Хуже того: былую любовь.
Изменился ты и в самом деле катастрофически.
Ты уже не понимал собственных чувств, вызванных – или вызвавших? – любовной катастрофой, которая разломила пополам твою жизнь. А вовсе не судебный фарс – потому ты и отнесся к нему с таким неделанным равнодушием, что было не до того. Ты прожил две жизни, и вторая перечеркивала первую.
Или наоборот?
Ты больше не узнавал себя в рыжем мешуге с голодным сердцем и вздернутым болтом, а узнал бы себя тот в живой мумии, каким ты стал в Нью-Йорке?
Вопрос вопросов, потому и возвращаюсь к нему постоянно.
Анахрон, скажешь ты, имея в виду интервенцию настоящего в прошлое. Контрабанда настоящего в прошлое, уточнил бы тот, судьбу которого ты взял за образец, а не достигнув, стал отрицать.
Прошлое вызывало у тебя не ностальгические, а реваншистские чувства.
Но, в отличие от графа Монте-Кристо, который простил и пожалел свою Мерседес (не путать с твоим «мерсом», который ты называл «дом на колесах»), ты, спустя четверть века, вдарил своей через океан антилюбовным стишком, который есть доказательство от обратного твоей хронической к ней любви. От себя куда уедешь, нет таких дорог. Даже если были: позади всадника усаживается его любовь. И так до самой смерти, у которой будут ее глаза: Verra la morte e avra i tuoi occhi, твердил ты на языке, который не знал.

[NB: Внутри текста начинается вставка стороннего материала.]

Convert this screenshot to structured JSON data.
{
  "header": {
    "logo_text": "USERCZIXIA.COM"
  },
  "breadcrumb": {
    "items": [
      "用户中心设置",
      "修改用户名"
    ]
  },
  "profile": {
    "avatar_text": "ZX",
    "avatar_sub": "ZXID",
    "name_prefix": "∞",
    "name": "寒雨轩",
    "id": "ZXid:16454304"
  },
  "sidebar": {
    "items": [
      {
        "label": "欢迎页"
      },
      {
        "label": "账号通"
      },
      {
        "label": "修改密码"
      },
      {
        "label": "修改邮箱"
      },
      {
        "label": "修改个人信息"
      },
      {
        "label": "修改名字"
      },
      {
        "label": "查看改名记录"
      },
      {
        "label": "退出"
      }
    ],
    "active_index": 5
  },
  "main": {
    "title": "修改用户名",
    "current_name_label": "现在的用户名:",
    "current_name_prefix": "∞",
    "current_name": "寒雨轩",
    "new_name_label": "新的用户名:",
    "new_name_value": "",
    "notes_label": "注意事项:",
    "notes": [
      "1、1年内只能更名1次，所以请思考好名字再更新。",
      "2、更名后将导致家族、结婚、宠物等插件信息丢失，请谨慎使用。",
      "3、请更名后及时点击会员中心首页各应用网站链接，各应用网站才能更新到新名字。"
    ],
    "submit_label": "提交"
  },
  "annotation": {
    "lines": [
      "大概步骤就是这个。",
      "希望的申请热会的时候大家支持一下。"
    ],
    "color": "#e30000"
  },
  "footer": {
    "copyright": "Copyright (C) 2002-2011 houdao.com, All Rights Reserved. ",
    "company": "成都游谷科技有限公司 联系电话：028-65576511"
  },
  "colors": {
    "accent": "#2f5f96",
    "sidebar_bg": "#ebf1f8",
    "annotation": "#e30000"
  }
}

Ты оставил в Питере ее стареющую двойницу и подмену, а с собой увез: без морщин, молода, весела, глумлива!
Что делает с человеком время!
– Оно его трансформирует, – слышу картавый голос. – И отступает перед памятью. Сиречь поэзией.
Вот почему два голландца так неистово писали автопортреты, пытаясь остановить мгновение и уловить неуловимое. Коли ты помянул одного из них, то я продолжу: автопортреты Ван Гога – это портреты разных людей, каковы ваны гоги и были в разные времена. То же – с рембрандтами.
То же – с тобой: сюжет своей жизни положил в основу стихов, а я движусь теперь в обратном направлении и выуживаю из них биографический подтекст, соотнося поэзию с реальностью. По принципу: «Не верь, не верь поэту, дева!» – как сказал сам поэт, хоть и не самый у тебя любимый. Не так чтобы тотально: когда верю, а когда – сомневаюсь. Ты писал свой портрет таким, каким себя видел, а под конец – каким хотел, чтобы тебя увидели другие (потомков включая).
За пару месяцев до смерти ты сочинил свой «Памятник», с его порноподменой: Monumentum a(ere) pе(re)nnius. Памятник не себе, а Приапу. В твоем варианте – в отличие от горациево-пушкинского – не памятник крепче меди, а памятник крепче пениса как мерила крепости, и не слово тленья избежит, а семя, заброшенное в вечность. Памятник собственному члену – твердая вещь, камень-кость, гвоздь моей красы, – что, впрочем, очевидно из названия, тем более – из самого стиха: фалл обеспечит вечную жизнь, а не фаллическое кадило. Христианином тебя ну никак не назовешь, несмотря на эти рутинные подношения Иисусу на день рождения. Спецнаказ, соцзаказ.